Cycles of growth and collapse
Our team addressed this question using our collective expertise in network theory, anthropology, cultural evolution, and evolutionary biology.
We looked at three classes of creative products that experienced exponential growth followed by sudden collapse: the aforementioned Atari games from 1979 to 1991, cryptocurrencies from 2009 to 2020, and Reddit posts in 2018. All inspired a significant number of imitations and ripoffs that they competed for consumers’ attention and money, flooded the market, and diluted original creativity.
Mimicking is especially easy to do on text- or code-based products, since small changes to words or symbols count as a new version.
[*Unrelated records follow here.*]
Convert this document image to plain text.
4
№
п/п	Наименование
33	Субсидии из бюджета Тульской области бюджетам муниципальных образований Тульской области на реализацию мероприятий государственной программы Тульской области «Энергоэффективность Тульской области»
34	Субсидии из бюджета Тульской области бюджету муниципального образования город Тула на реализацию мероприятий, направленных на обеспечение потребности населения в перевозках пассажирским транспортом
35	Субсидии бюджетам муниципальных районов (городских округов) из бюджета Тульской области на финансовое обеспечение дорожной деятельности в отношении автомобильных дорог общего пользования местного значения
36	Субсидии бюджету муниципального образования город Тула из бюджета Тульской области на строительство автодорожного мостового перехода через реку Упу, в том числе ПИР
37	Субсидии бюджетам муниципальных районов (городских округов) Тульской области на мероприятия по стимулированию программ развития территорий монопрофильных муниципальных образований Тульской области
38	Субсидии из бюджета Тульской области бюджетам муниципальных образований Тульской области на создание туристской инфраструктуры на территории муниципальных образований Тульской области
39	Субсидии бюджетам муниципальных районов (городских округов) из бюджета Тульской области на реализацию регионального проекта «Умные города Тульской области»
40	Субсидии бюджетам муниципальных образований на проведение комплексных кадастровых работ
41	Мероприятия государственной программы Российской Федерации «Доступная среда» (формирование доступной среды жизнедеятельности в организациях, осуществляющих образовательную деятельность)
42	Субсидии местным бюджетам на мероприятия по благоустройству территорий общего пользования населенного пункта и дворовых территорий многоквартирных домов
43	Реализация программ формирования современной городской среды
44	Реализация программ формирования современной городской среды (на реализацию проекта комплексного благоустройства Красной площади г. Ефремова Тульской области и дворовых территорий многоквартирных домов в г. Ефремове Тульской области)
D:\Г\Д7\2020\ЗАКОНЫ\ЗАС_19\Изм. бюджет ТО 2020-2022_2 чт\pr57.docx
Reddit posts, for example, are usually short messages written in English, very often copying previous posts with minor alterations. Atari games are a collection of 8-bit machine code sequences that were shared among the company’s programmers and could also be copied or reverse-engineered by other companies. Cryptocurrency white papers are documents written in English that contain technical information about the currency and the business.
Can imitation predict failure?
In all three cases we measure repetitiveness, which in linguistics is called lexical diversity, and originality, measured through the information density of a text. For example, “hello, hello, hello!” It’s more repetitive than “hi, how are you?” This second sentence is also more original, since it includes new words that are not found in the other example.
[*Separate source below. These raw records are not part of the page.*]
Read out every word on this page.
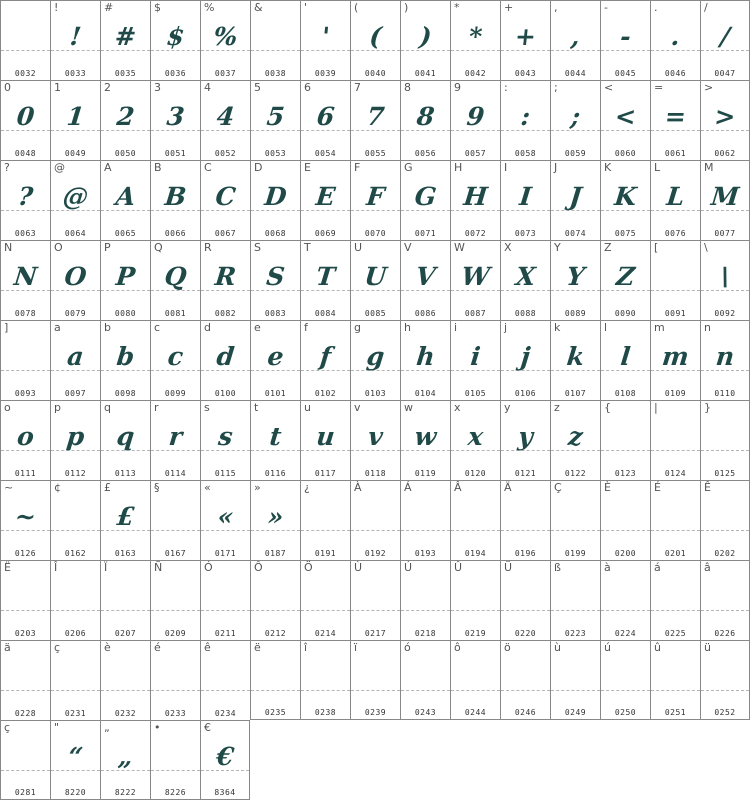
0032
!
!
0033
#
#
0035
$
$
0036
%
%
0037
&
0038
'
'
0039
(
(
0040
)
)
0041
*
*
0042
+
+
0043
,
,
0044
-
-
0045
.
.
0046
/
/
0047
0
0
0048
1
1
0049
2
2
0050
3
3
0051
4
4
0052
5
5
0053
6
6
0054
7
7
0055
8
8
0056
9
9
0057
:
:
0058
;
;
0059
<
<
0060
=
=
0061
>
>
0062
?
?
0063
@
@
0064
A
A
0065
B
B
0066
C
C
0067
D
D
0068
E
E
0069
F
F
0070
G
G
0071
H
H
0072
I
I
0073
J
J
0074
K
K
0075
L
L
0076
M
M
0077
N
N
0078
O
O
0079
P
P
0080
Q
Q
0081
R
R
0082
S
S
0083
T
T
0084
U
U
0085
V
V
0086
W
W
0087
X
X
0088
Y
Y
0089
Z
Z
0090
[
0091
\
\
0092
]
0093
a
a
0097
b
b
0098
c
c
0099
d
d
0100
e
e
0101
f
f
0102
g
g
0103
h
h
0104
i
i
0105
j
j
0106
k
k
0107
l
l
0108
m
m
0109
n
n
0110
o
o
0111
p
p
0112
q
q
0113
r
r
0114
s
s
0115
t
t
0116
u
u
0117
v
v
0118
w
w
0119
x
x
0120
y
y
0121
z
z
0122
{
0123
|
0124
}
0125
~
~
0126
¢
0162
£
£
0163
§
0167
«
«
0171
»
»
0187
¿
0191
À
0192
Á
0193
Â
0194
Ä
0196
Ç
0199
È
0200
É
0201
Ê
0202
Ë
0203
Î
0206
Ï
0207
Ñ
0209
Ó
0211
Ô
0212
Ö
0214
Ù
0217
Ú
0218
Û
0219
Ü
0220
ß
0223
à
0224
á
0225
â
0226
ä
0228
ç
0231
è
0232
é
0233
ê
0234
ë
0235
î
0238
ï
0239
ó
0243
ô
0244
ö
0246
ù
0249
ú
0250
û
0251
ü
0252
ç
0281
"
“
8220
„
„
8222
•
8226
€
€
8364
Comparing the uniqueness and repetition of a work with previous versions can give us an idea of the level of plagiarism. If new texts are copied and edited with little originality from earlier texts, both repetition and uniqueness should diminish.
In fact, we found that the collapse in the number of products launched was preceded by a measured decline in originality in each of our case studies. Between 1980 and 1983, the number of video games released by Atari grew exponentially. This phase of enormous productivity corresponds with a marked and continuous loss of originality in its computer codes.
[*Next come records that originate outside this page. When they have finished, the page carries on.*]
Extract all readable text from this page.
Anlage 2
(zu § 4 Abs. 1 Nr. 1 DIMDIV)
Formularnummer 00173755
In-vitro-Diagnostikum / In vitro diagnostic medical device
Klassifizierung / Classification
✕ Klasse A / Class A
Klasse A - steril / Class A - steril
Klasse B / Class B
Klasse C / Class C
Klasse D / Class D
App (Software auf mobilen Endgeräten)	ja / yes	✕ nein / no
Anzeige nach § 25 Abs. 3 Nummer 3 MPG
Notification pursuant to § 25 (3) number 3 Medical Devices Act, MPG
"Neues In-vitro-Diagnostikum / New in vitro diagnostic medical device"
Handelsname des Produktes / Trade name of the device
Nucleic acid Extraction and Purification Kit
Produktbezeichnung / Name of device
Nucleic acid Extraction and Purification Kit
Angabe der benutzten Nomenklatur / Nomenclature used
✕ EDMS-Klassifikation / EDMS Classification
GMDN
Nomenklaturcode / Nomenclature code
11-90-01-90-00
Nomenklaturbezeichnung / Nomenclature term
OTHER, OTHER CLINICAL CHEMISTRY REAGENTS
That is, with each copy, the underlying machine code of the games became simpler and more repetitive. The imitation and replication of the content of the originals contributed greatly to the fall of the market.
Innovation as a collective process
When mods are done by imitators, rather than by the experts who created the initial product, the original ideas of those experts can disappear under layers and layers of mods. This creative dilution describes content that is copied and copied again with few innovative modifications.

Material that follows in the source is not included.